Ditto practically all of his 19th century colleagues in "the West", to
say nothing of prior periods of human history, where the antecedents of
scientists served at the pleasure of royals or nobles, and "free"
discourse meant "among a select group of nobles and middle-class noble
servants".

The transfer of science funding from the pockets of the private person
(self or patron) to those of the taxpayer is a distinctly 20th century
phenomenon - and its major driving factors were WWI, WWII and the Cold
War, in particular the launch of Sputnik.

Today's average taxpayer is voting for bread and circuses (thank you
Robert Heinlein), not science.  Hence the Western world's inability to
deal with its debt crisis - no one will quit the "right" to this, that
or the other.  (The grain dole, it is said, ruined the Roman Empire ...)
So for science funding, it's back to patronage.  And today's patrons,
unlike the "old money" patrons of the 19th and early 20th century whose
actions were (eventually) moderated by Church-driven social and ethical
concerns, are "new money" business people, essentially Ferengi, whose
primary concern is profit - short-term profit at that.

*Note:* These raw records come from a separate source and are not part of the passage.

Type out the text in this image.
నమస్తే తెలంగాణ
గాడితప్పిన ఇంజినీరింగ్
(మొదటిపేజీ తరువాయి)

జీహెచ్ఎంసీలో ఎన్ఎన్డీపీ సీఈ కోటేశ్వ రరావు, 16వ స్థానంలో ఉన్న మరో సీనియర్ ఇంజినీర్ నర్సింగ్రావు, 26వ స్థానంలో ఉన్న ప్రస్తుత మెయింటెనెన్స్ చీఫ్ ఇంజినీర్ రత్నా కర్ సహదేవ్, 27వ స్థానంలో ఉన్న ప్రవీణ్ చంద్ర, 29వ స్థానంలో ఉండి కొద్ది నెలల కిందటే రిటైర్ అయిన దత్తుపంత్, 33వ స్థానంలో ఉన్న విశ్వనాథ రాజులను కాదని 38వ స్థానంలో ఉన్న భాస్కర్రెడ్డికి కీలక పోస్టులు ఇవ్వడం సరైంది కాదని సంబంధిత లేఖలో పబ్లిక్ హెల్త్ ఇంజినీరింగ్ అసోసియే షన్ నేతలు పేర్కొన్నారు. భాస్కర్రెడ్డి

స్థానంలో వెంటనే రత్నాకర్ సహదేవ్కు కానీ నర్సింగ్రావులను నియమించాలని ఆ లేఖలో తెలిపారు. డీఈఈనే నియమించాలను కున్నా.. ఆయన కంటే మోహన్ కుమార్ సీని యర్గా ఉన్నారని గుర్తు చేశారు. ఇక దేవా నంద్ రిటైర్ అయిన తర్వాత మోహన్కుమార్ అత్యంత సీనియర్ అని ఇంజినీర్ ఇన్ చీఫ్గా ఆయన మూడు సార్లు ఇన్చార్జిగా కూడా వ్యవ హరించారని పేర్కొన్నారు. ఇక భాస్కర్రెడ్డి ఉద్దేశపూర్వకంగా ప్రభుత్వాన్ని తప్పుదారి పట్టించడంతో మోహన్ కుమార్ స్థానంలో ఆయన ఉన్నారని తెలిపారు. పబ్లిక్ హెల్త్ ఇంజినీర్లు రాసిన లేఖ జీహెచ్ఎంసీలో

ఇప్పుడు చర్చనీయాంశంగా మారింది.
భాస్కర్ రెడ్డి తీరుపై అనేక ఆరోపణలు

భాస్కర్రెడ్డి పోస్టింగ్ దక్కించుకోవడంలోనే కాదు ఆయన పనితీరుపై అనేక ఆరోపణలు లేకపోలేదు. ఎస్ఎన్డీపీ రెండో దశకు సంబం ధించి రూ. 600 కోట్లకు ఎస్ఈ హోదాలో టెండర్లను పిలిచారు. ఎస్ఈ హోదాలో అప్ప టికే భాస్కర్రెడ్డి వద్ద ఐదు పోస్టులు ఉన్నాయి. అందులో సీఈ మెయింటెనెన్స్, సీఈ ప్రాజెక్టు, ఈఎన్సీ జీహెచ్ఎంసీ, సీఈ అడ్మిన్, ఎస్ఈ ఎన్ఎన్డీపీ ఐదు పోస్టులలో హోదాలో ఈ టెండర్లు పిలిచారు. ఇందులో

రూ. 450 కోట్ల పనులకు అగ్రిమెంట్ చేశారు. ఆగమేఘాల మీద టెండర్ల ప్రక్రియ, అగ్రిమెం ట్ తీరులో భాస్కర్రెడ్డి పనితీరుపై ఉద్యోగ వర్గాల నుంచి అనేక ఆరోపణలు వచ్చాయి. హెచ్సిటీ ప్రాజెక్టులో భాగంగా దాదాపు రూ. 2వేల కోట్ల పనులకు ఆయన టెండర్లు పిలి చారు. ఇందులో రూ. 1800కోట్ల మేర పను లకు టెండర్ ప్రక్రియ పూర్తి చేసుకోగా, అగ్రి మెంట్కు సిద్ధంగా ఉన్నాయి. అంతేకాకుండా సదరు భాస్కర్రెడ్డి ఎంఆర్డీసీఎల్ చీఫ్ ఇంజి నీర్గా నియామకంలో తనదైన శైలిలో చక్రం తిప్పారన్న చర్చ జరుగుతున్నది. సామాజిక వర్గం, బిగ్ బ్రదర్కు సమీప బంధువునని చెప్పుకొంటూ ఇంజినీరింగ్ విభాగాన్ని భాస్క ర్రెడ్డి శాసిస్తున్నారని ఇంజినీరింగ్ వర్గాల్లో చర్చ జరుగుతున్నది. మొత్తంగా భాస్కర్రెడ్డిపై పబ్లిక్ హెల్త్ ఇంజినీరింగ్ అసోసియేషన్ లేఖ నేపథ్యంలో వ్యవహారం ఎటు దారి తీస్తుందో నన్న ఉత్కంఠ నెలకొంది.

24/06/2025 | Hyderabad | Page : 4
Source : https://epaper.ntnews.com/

"... are mathematical algorhithms universal truths and therefore not
patentable ..."

A perfect example of the scientist's mixed metaphor.  All truths that
are discovered through the labor of a human are patentable.  The labor
must somehow be funded.  Whether or not the discovery will be patented
is decided by a combination of short-term -business- truths (ie
"immediate profit potential") and -legal- truths (whatever they might
be, the law being, of course, an ass).  I suggest that "universal
truths" are nothing more than "truths" that humankind, through long
experience, has found to fall into the "long-term profit" box.
Precisely the kind of "truth" that is practically impossible to sell in
a world where everyone is desperate for tomorrow's lunch (ask any
minister or priest).

I would strongly urge all scientists to forget entirely about what
should or should not be "free".  This will free us (pun intended) to
identify which class of patron (taxpayer, private patron, self) should
fund which class of research activity and market that activity to that
class of patron for all that it is worth.  If we do not do this
ourselves, bureaucrats will come in and do it for us, and as Ernest Lord
Rutherford has said, and as New Zealand science has discovered to its
eternal cost, "if the bureaucrats take over, the Lord help you".